The form verb would introduce a new message type alongside 'request' and 'eval-request', with a fields record of { pattern, label } entries and a Responder for the structured response.


Relation to PR #3074: Message & Promise Persistence

PR #3074 (feat(daemon): Persist messages across restarts) introduces durable message infrastructure that directly enables the define/endow/form design.

What PR #3074 Changes

New formula types:

  • MailboxStoreFormula -- a dedicated pet store for mailbox entries.
  • MailHubFormula -- a directory-like view over the mailbox, addressable by message number.
  • MessageFormula -- each message is now a durable formula: { type: 'message', messageType, from, to, date, promiseId, resolverId, ... }.
  • PromiseFormula / ResolverFormula -- durable promise/resolver pairs so request responses survive daemon restarts.

Message numbers shift to bigint for unbounded sequencing.

Responder renamed: respondId() becomes resolveWithId(). The responder is no longer an ephemeral in-memory exo -- it's backed by a durable resolver formula created via formulatePromise().

MAIL special name: Both guests and hosts get a MAIL entry in their special store, pointing to their mail hub. Messages become addressable: E(powers).lookup('MAIL', '3') fetches message #3 as a directory.

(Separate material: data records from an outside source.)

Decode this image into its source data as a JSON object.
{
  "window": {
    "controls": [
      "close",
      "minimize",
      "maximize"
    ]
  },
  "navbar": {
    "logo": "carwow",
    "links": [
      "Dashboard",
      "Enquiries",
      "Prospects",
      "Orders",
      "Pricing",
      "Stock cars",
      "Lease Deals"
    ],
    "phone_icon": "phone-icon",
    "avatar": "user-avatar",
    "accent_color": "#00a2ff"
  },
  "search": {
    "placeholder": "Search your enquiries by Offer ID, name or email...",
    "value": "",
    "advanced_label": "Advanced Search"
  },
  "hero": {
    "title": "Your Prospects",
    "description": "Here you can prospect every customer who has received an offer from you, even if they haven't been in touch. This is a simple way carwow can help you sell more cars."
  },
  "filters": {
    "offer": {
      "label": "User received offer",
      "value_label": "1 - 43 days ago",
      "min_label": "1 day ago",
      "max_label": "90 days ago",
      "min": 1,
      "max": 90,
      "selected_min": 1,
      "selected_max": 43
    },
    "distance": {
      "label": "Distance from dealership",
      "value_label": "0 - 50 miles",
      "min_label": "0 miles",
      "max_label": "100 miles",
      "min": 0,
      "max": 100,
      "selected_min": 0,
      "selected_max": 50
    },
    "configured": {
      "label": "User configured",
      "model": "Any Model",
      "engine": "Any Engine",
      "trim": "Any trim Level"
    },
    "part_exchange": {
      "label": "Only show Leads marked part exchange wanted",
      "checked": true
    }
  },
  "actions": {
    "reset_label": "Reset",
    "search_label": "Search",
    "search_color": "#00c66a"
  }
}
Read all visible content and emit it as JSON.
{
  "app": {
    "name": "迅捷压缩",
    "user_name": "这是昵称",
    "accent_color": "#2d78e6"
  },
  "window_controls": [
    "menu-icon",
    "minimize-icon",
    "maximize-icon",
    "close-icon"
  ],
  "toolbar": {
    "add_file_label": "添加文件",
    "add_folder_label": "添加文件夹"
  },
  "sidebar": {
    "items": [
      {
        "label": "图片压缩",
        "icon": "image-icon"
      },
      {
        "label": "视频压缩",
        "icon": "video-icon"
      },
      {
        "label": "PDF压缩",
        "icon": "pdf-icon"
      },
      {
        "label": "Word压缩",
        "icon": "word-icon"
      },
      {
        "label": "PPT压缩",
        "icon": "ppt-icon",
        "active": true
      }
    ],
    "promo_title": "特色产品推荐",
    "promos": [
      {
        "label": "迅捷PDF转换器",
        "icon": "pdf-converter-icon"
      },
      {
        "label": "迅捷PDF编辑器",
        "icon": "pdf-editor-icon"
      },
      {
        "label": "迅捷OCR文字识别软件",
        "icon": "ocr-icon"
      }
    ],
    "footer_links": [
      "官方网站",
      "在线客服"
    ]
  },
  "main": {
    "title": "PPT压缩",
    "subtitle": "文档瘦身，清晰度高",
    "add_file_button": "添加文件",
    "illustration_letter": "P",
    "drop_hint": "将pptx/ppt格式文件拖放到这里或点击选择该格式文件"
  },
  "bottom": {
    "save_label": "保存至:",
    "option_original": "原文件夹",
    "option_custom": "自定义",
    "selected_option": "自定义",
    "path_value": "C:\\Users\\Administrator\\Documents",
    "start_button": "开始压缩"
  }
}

How This Enables define/endow/form

  1. Messages-as-formulas is the right foundation. A define message would be a new MessageFormula.messageType (alongside 'request' and 'package'). Since messages are now durable formulas, a code definition persists across restarts -- the user can review it later and endow it when ready.

  2. Durable promise/resolver pairs decouple request from response. The old Responder was ephemeral. The new PromiseFormula/ResolverFormula system means a define can create a durable promise that only resolves when the user endows and executes. No timeout pressure.

  3. MAIL as a directory means messages are inspectable by number. A form response could be a structured record stored as a formula, addressable via MAIL/42/response.

  4. Reserved message names (FROM, TO, DATE, TYPE, DESCRIPTION, STRINGS, PROMISE, RESOLVER) formalize the message schema. New verbs would extend this set with entries like SOURCE, CODE_NAMES, PATTERN.

  5. eval-request is absent from PR #3074's MessageFormula.messageType -- it only handles 'request' | 'package'. The eval-request type from the llm branch needs to be reconciled. The define/endow split offers a cleaner path: instead of adding 'eval-request' as a third durable message type, add 'definition' and let endowment happen through the form mechanism.

Merge Coordination

The llm branch's requestEvaluation uses the old ephemeral Responder pattern (respondId). PR #3074 replaces that with durable PromiseFormula/ResolverFormula (resolveWithId). When these branches merge, requestEvaluation in mail.js must adopt the new formulatePromise() path.

The define/endow design could sidestep this conflict: instead of patching eval-request to be durable, replace it with durable definition messages + the form-based endowment flow.